Of course, the older your kids get, the harder it will be to do this. After all, I don’t think your teen will feel like going for ice cream with you after you’ve taken his car keys away.
The “play” after punishing an older child may have to take on a more subtle form, and may have to be delayed.
For instance, when my daughter was a high school sophomore, she and a friend were caught sneaking out one night. After we expressed our disappointment–well maybe ANGER is a more accurate word!–we pronounced her grounded until further notice.. She actually accepted her sentencing pretty well because she knew how mad we were and she knew she really messed up.
How did “playing” fit in with that punishment? Well, first of all, it took a little time for us all to calm down, but once we did, we found ways to laugh and joke with her, even about her ridiculous behavior and ensuing punishment. We didn’t dwell on our anger, but instead showered her with love, even while she was incarcerated in our home.

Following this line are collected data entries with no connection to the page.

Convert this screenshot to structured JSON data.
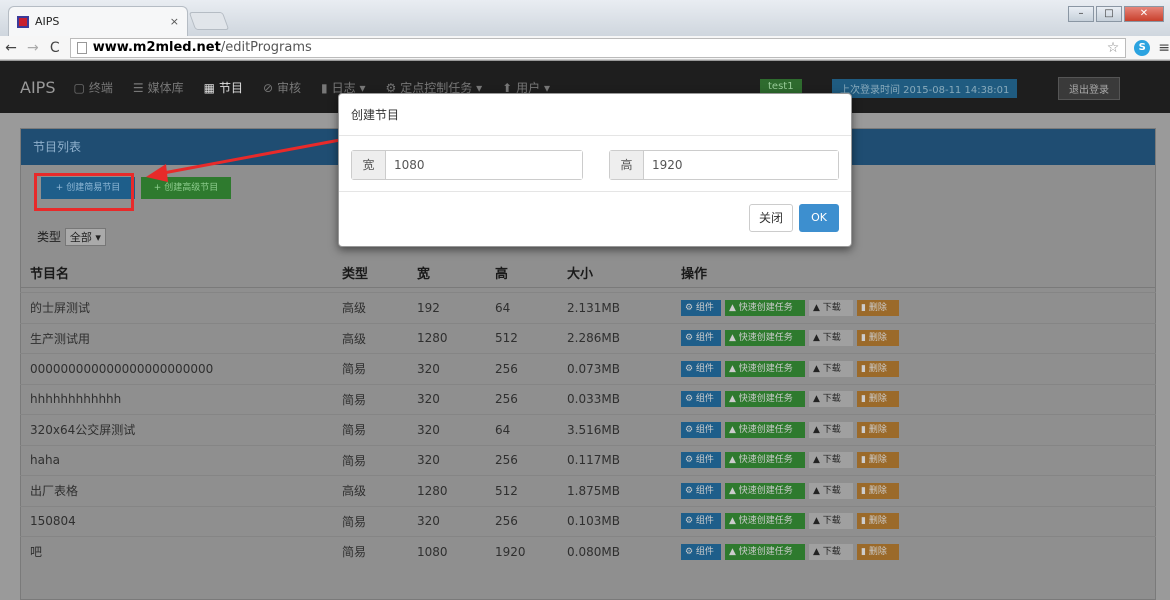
{
  "browser": {
    "tab_title": "AIPS",
    "tab_close": "×",
    "url_host": "www.m2mled.net",
    "url_path": "/editPrograms",
    "win_min": "–",
    "win_max": "□",
    "win_close": "✕"
  },
  "nav": {
    "brand": "AIPS",
    "items": [
      {
        "icon": "▢",
        "label": "终端"
      },
      {
        "icon": "☰",
        "label": "媒体库"
      },
      {
        "icon": "▦",
        "label": "节目"
      },
      {
        "icon": "⊘",
        "label": "审核"
      },
      {
        "icon": "▮",
        "label": "日志 ▾"
      },
      {
        "icon": "⚙",
        "label": "定点控制任务 ▾"
      },
      {
        "icon": "⬆",
        "label": "用户 ▾"
      }
    ],
    "user_badge": "test1",
    "login_badge": "上次登录时间 2015-08-11 14:38:01",
    "logout": "退出登录"
  },
  "panel": {
    "title": "节目列表",
    "btn_create_simple": "+ 创建简易节目",
    "btn_create_advanced": "+ 创建高级节目",
    "type_label": "类型",
    "type_value": "全部 ▾"
  },
  "table": {
    "headers": {
      "name": "节目名",
      "type": "类型",
      "width": "宽",
      "height": "高",
      "size": "大小",
      "ops": "操作"
    },
    "op_labels": {
      "edit": "⚙ 组件",
      "task": "▲ 快速创建任务",
      "download": "▲ 下载",
      "delete": "▮ 删除"
    },
    "rows": [
      {
        "name": "的士屏测试",
        "type": "高级",
        "width": "192",
        "height": "64",
        "size": "2.131MB"
      },
      {
        "name": "生产测试用",
        "type": "高级",
        "width": "1280",
        "height": "512",
        "size": "2.286MB"
      },
      {
        "name": "000000000000000000000000",
        "type": "简易",
        "width": "320",
        "height": "256",
        "size": "0.073MB"
      },
      {
        "name": "hhhhhhhhhhhh",
        "type": "简易",
        "width": "320",
        "height": "256",
        "size": "0.033MB"
      },
      {
        "name": "320x64公交屏测试",
        "type": "简易",
        "width": "320",
        "height": "64",
        "size": "3.516MB"
      },
      {
        "name": "haha",
        "type": "简易",
        "width": "320",
        "height": "256",
        "size": "0.117MB"
      },
      {
        "name": "出厂表格",
        "type": "高级",
        "width": "1280",
        "height": "512",
        "size": "1.875MB"
      },
      {
        "name": "150804",
        "type": "简易",
        "width": "320",
        "height": "256",
        "size": "0.103MB"
      },
      {
        "name": "吧",
        "type": "简易",
        "width": "1080",
        "height": "1920",
        "size": "0.080MB"
      }
    ]
  },
  "modal": {
    "title": "创建节目",
    "width_label": "宽",
    "width_value": "1080",
    "height_label": "高",
    "height_value": "1920",
    "close_label": "关闭",
    "ok_label": "OK"
  },
  "colors": {
    "annotation": "#e82a2a",
    "primary": "#3d8fcf",
    "success": "#2e7a2e"
  }
}
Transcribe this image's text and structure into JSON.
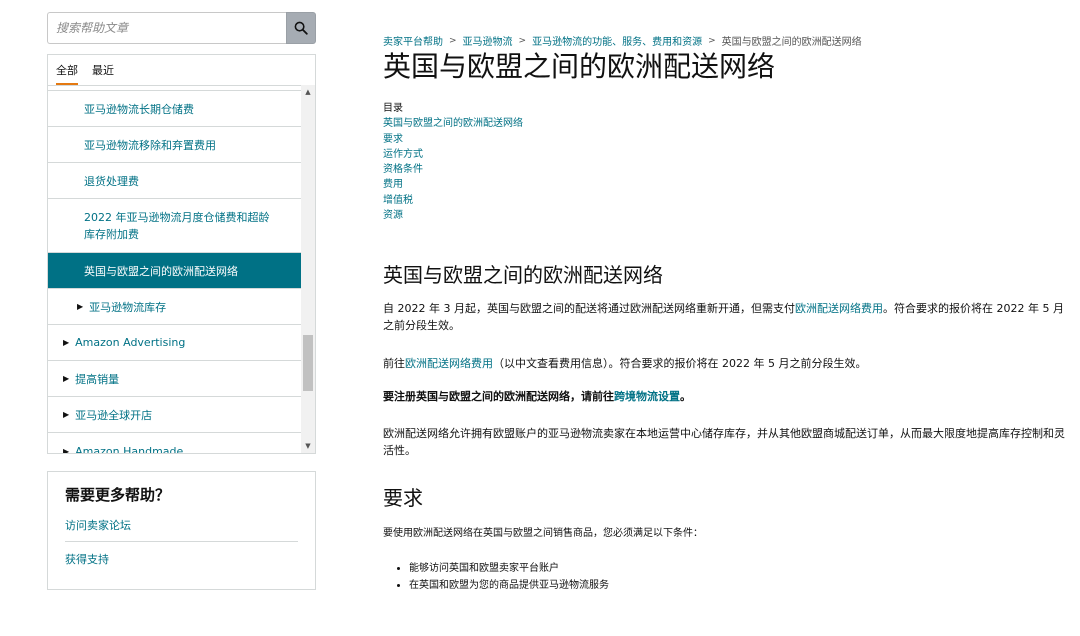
{
  "sidebar": {
    "search_placeholder": "搜索帮助文章",
    "tabs": [
      {
        "label": "全部",
        "active": true
      },
      {
        "label": "最近",
        "active": false
      }
    ],
    "nav_items": [
      {
        "label": "亚马逊物流长期仓储费",
        "level": 2,
        "selected": false
      },
      {
        "label": "亚马逊物流移除和弃置费用",
        "level": 2,
        "selected": false
      },
      {
        "label": "退货处理费",
        "level": 2,
        "selected": false
      },
      {
        "label": "2022 年亚马逊物流月度仓储费和超龄库存附加费",
        "level": 2,
        "selected": false
      },
      {
        "label": "英国与欧盟之间的欧洲配送网络",
        "level": 2,
        "selected": true
      },
      {
        "label": "亚马逊物流库存",
        "level": 2,
        "selected": false,
        "bullet": true
      },
      {
        "label": "Amazon Advertising",
        "level": 1,
        "bullet": true
      },
      {
        "label": "提高销量",
        "level": 1,
        "bullet": true
      },
      {
        "label": "亚马逊全球开店",
        "level": 1,
        "bullet": true
      },
      {
        "label": "Amazon Handmade",
        "level": 1,
        "bullet": true
      }
    ],
    "help": {
      "title": "需要更多帮助？",
      "links": [
        "访问卖家论坛",
        "获得支持"
      ]
    }
  },
  "main": {
    "breadcrumb": [
      "卖家平台帮助",
      "亚马逊物流",
      "亚马逊物流的功能、服务、费用和资源",
      "英国与欧盟之间的欧洲配送网络"
    ],
    "title": "英国与欧盟之间的欧洲配送网络",
    "toc_heading": "目录",
    "toc": [
      "英国与欧盟之间的欧洲配送网络",
      "要求",
      "运作方式",
      "资格条件",
      "费用",
      "增值税",
      "资源"
    ],
    "section1": {
      "heading": "英国与欧盟之间的欧洲配送网络",
      "p1_a": "自 2022 年 3 月起，英国与欧盟之间的配送将通过欧洲配送网络重新开通，但需支付",
      "p1_link": "欧洲配送网络费用",
      "p1_b": "。符合要求的报价将在 2022 年 5 月之前分段生效。",
      "p2_a": "前往",
      "p2_link": "欧洲配送网络费用",
      "p2_b": "（以中文查看费用信息）。符合要求的报价将在 2022 年 5 月之前分段生效。",
      "p3_a": "要注册英国与欧盟之间的欧洲配送网络，请前往",
      "p3_link": "跨境物流设置",
      "p3_b": "。",
      "p4": "欧洲配送网络允许拥有欧盟账户的亚马逊物流卖家在本地运营中心储存库存，并从其他欧盟商城配送订单，从而最大限度地提高库存控制和灵活性。"
    },
    "section2": {
      "heading": "要求",
      "intro": "要使用欧洲配送网络在英国与欧盟之间销售商品，您必须满足以下条件：",
      "bullets": [
        "能够访问英国和欧盟卖家平台账户",
        "在英国和欧盟为您的商品提供亚马逊物流服务"
      ]
    }
  }
}
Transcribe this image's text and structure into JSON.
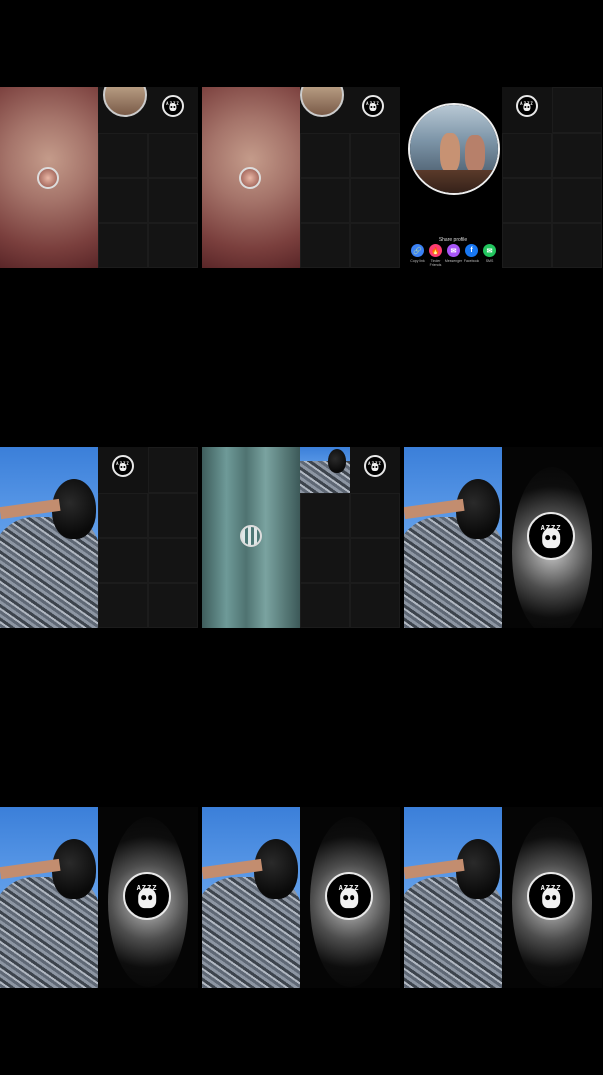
{
  "share_profile": {
    "title": "Share profile",
    "options": [
      {
        "label": "Copy link",
        "icon": "link-icon",
        "color": "#3b82f6",
        "glyph": "🔗"
      },
      {
        "label": "Tinder Friends",
        "icon": "tinder-icon",
        "color": "#fe3c72",
        "glyph": "🔥"
      },
      {
        "label": "Messenger",
        "icon": "messenger-icon",
        "color": "#a855f7",
        "glyph": "✉"
      },
      {
        "label": "Facebook",
        "icon": "facebook-icon",
        "color": "#1877f2",
        "glyph": "f"
      },
      {
        "label": "SMS",
        "icon": "message-icon",
        "color": "#22c55e",
        "glyph": "✉"
      }
    ]
  },
  "badge_text": "AZZZ",
  "colors": {
    "background": "#000000",
    "panel": "#121212"
  }
}
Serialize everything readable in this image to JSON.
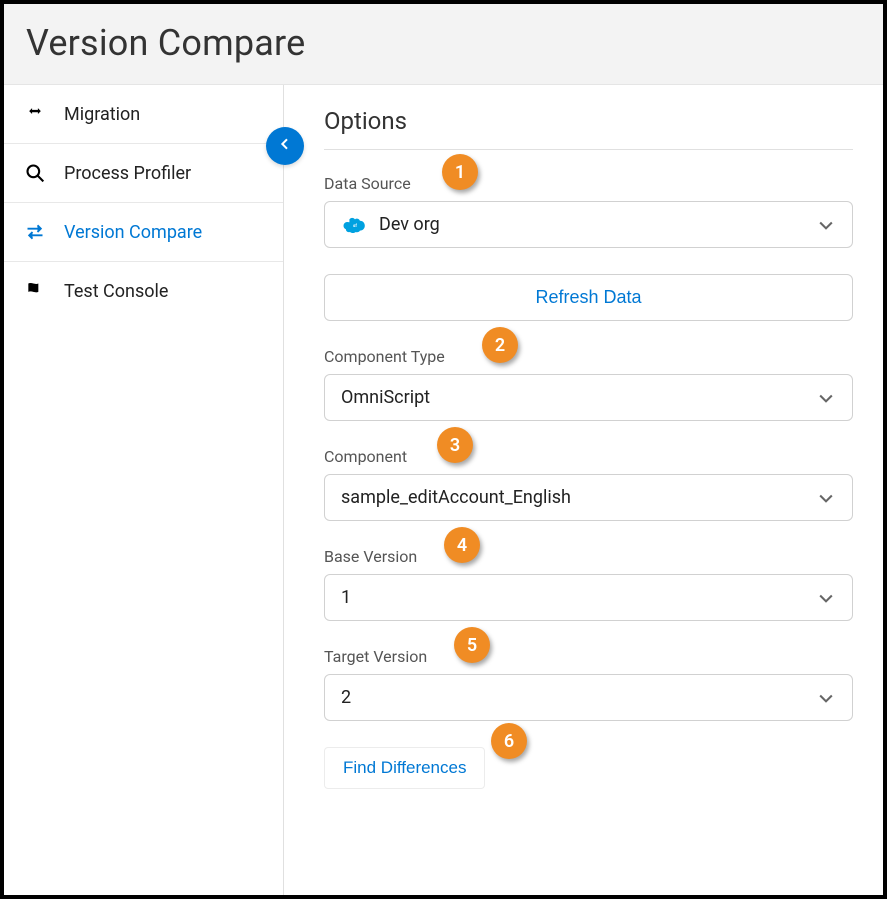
{
  "header": {
    "title": "Version Compare"
  },
  "sidebar": {
    "items": [
      {
        "label": "Migration"
      },
      {
        "label": "Process Profiler"
      },
      {
        "label": "Version Compare"
      },
      {
        "label": "Test Console"
      }
    ]
  },
  "main": {
    "title": "Options",
    "fields": {
      "dataSource": {
        "label": "Data Source",
        "value": "Dev org"
      },
      "refresh": {
        "label": "Refresh Data"
      },
      "componentType": {
        "label": "Component Type",
        "value": "OmniScript"
      },
      "component": {
        "label": "Component",
        "value": "sample_editAccount_English"
      },
      "baseVersion": {
        "label": "Base Version",
        "value": "1"
      },
      "targetVersion": {
        "label": "Target Version",
        "value": "2"
      },
      "findDifferences": {
        "label": "Find Differences"
      }
    }
  },
  "callouts": [
    "1",
    "2",
    "3",
    "4",
    "5",
    "6"
  ]
}
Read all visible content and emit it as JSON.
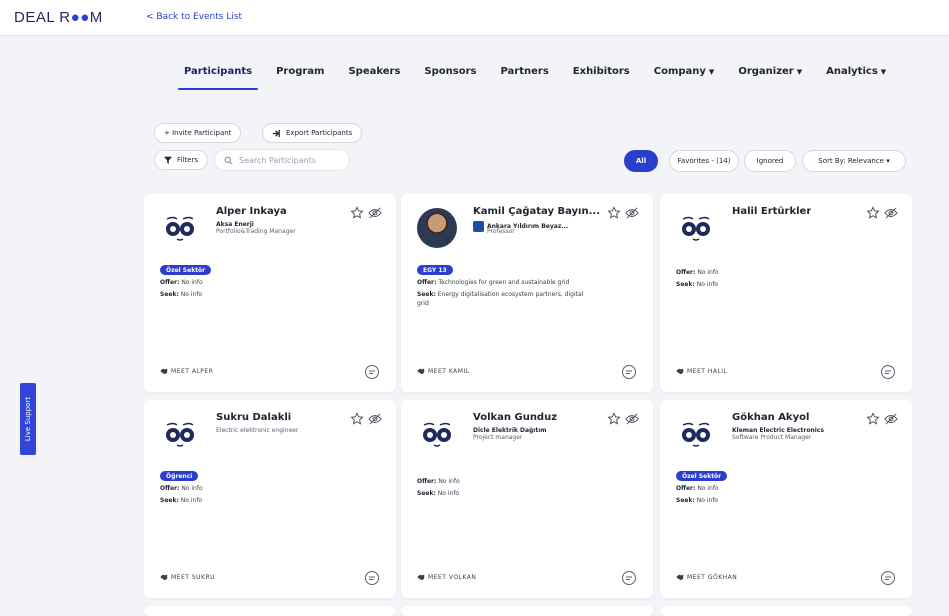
{
  "header": {
    "logo": {
      "part1": "DEAL R",
      "part2": "●●",
      "part3": "M"
    },
    "back_link": "< Back to Events List"
  },
  "live_support": "Live Support",
  "tabs": [
    {
      "label": "Participants",
      "active": true
    },
    {
      "label": "Program"
    },
    {
      "label": "Speakers"
    },
    {
      "label": "Sponsors"
    },
    {
      "label": "Partners"
    },
    {
      "label": "Exhibitors"
    },
    {
      "label": "Company",
      "dropdown": true
    },
    {
      "label": "Organizer",
      "dropdown": true
    },
    {
      "label": "Analytics",
      "dropdown": true
    }
  ],
  "toolbar": {
    "invite": "+ Invite Participant",
    "export": "Export Participants",
    "filters": "Filters",
    "search_placeholder": "Search Participants"
  },
  "filters": {
    "all": "All",
    "favorites": "Favorites - (14)",
    "ignored": "Ignored",
    "sort": "Sort By: Relevance ▾"
  },
  "colors": {
    "accent": "#2a3fd0",
    "avatar_face": "#1f2a5a"
  },
  "participants": [
    {
      "name": "Alper Inkaya",
      "company": "Aksa Enerji",
      "role": "Portfolio&Trading Manager",
      "badge": "Özel Sektör",
      "offer_label": "Offer:",
      "offer": "No info",
      "seek_label": "Seek:",
      "seek": "No info",
      "meet": "MEET ALPER"
    },
    {
      "name": "Kamil Çağatay Bayın...",
      "company": "Ankara Yıldırım Beyaz...",
      "role": "Professor",
      "badge": "EGY 13",
      "offer_label": "Offer:",
      "offer": "Technologies for green and sustainable grid",
      "seek_label": "Seek:",
      "seek": "Energy digitalisation ecosystem partners, digital",
      "seek2": "grid",
      "meet": "MEET KAMIL",
      "photo": true
    },
    {
      "name": "Halil Ertürkler",
      "company": "",
      "role": "",
      "badge": "",
      "offer_label": "Offer:",
      "offer": "No info",
      "seek_label": "Seek:",
      "seek": "No info",
      "meet": "MEET HALIL"
    },
    {
      "name": "Sukru Dalakli",
      "company": "",
      "role": "Electric elektronic engineer",
      "badge": "Öğrenci",
      "offer_label": "Offer:",
      "offer": "No info",
      "seek_label": "Seek:",
      "seek": "No info",
      "meet": "MEET SUKRU"
    },
    {
      "name": "Volkan Gunduz",
      "company": "Dicle Elektrik Dağıtım",
      "role": "Project manager",
      "badge": "",
      "offer_label": "Offer:",
      "offer": "No info",
      "seek_label": "Seek:",
      "seek": "No info",
      "meet": "MEET VOLKAN"
    },
    {
      "name": "Gökhan Akyol",
      "company": "Kleman Electric Electronics",
      "role": "Software Product Manager",
      "badge": "Özel Sektör",
      "offer_label": "Offer:",
      "offer": "No info",
      "seek_label": "Seek:",
      "seek": "No info",
      "meet": "MEET GÖKHAN"
    }
  ]
}
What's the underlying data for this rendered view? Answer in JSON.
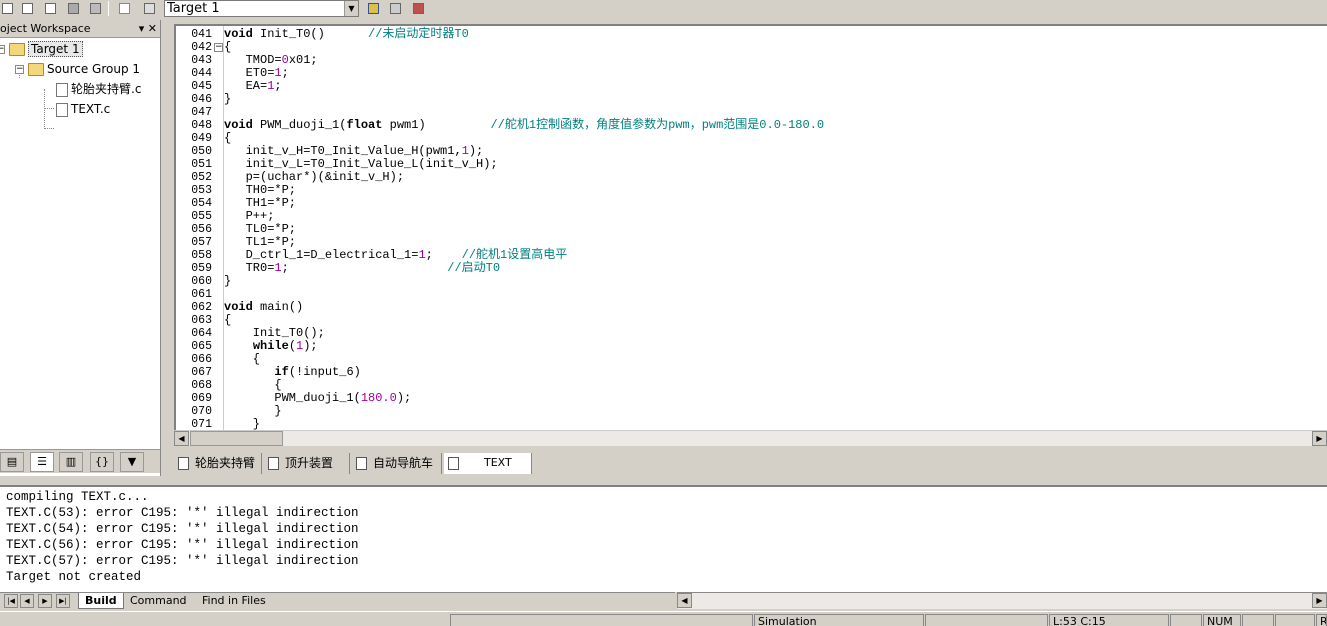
{
  "toolbar": {
    "target_select_value": "Target 1",
    "icons": [
      "new-project-icon",
      "open-icon",
      "save-icon",
      "stack-icon",
      "download-icon",
      "build-icon",
      "rebuild-icon",
      "translate-icon",
      "options-icon",
      "components-icon",
      "batch-icon"
    ]
  },
  "workspace": {
    "title": "oject Workspace",
    "controls": "▾ ✕",
    "tree": {
      "target": "Target 1",
      "group": "Source Group 1",
      "files": [
        "轮胎夹持臂.c",
        "TEXT.c"
      ]
    },
    "tabs": [
      "files-tab",
      "regs-tab",
      "books-tab",
      "functions-tab",
      "templates-tab"
    ]
  },
  "editor": {
    "lines": [
      {
        "num": "041",
        "text": "void Init_T0()      //未启动定时器T0"
      },
      {
        "num": "042",
        "text": "{"
      },
      {
        "num": "043",
        "text": "   TMOD=0x01;"
      },
      {
        "num": "044",
        "text": "   ET0=1;"
      },
      {
        "num": "045",
        "text": "   EA=1;"
      },
      {
        "num": "046",
        "text": "}"
      },
      {
        "num": "047",
        "text": ""
      },
      {
        "num": "048",
        "text": "void PWM_duoji_1(float pwm1)         //舵机1控制函数，角度值参数为pwm，pwm范围是0.0-180.0"
      },
      {
        "num": "049",
        "text": "{"
      },
      {
        "num": "050",
        "text": "   init_v_H=T0_Init_Value_H(pwm1,1);"
      },
      {
        "num": "051",
        "text": "   init_v_L=T0_Init_Value_L(init_v_H);"
      },
      {
        "num": "052",
        "text": "   p=(uchar*)(&init_v_H);"
      },
      {
        "num": "053",
        "text": "   TH0=*P;"
      },
      {
        "num": "054",
        "text": "   TH1=*P;"
      },
      {
        "num": "055",
        "text": "   P++;"
      },
      {
        "num": "056",
        "text": "   TL0=*P;"
      },
      {
        "num": "057",
        "text": "   TL1=*P;"
      },
      {
        "num": "058",
        "text": "   D_ctrl_1=D_electrical_1=1;    //舵机1设置高电平"
      },
      {
        "num": "059",
        "text": "   TR0=1;                      //启动T0"
      },
      {
        "num": "060",
        "text": "}"
      },
      {
        "num": "061",
        "text": ""
      },
      {
        "num": "062",
        "text": "void main()"
      },
      {
        "num": "063",
        "text": "{"
      },
      {
        "num": "064",
        "text": "    Init_T0();"
      },
      {
        "num": "065",
        "text": "    while(1);"
      },
      {
        "num": "066",
        "text": "    {"
      },
      {
        "num": "067",
        "text": "       if(!input_6)"
      },
      {
        "num": "068",
        "text": "       {"
      },
      {
        "num": "069",
        "text": "       PWM_duoji_1(180.0);"
      },
      {
        "num": "070",
        "text": "       }"
      },
      {
        "num": "071",
        "text": "    }"
      }
    ]
  },
  "file_tabs": [
    "轮胎夹持臂",
    "顶升装置",
    "自动导航车",
    "TEXT"
  ],
  "output": {
    "lines": [
      "compiling TEXT.c...",
      "TEXT.C(53): error C195: '*' illegal indirection",
      "TEXT.C(54): error C195: '*' illegal indirection",
      "TEXT.C(56): error C195: '*' illegal indirection",
      "TEXT.C(57): error C195: '*' illegal indirection",
      "Target not created"
    ],
    "tabs": {
      "build": "Build",
      "command": "Command",
      "find": "Find in Files"
    }
  },
  "status": {
    "mode": "Simulation",
    "position": "L:53 C:15",
    "num": "NUM",
    "r": "R"
  },
  "colors": {
    "comment": "#007f7f",
    "number": "#a000a0",
    "panel": "#d4d0c8"
  }
}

The important thing was that our daughter knew we loved her and were on her side. She didn’t feel that we were harboring disappointment against her, but rather that we believed she’d learned her lesson. And I believe “playing” was part of the reason why.
Unfortunately, disciplining your kids often wears you out and you think you have nothing left to give. You often don’t feel like playing. But that’s where you sometimes have to kick into parental overdrive and take the time and energy to reinforce the punishment process with play. It is a habit that will help your child grow up secure in your love.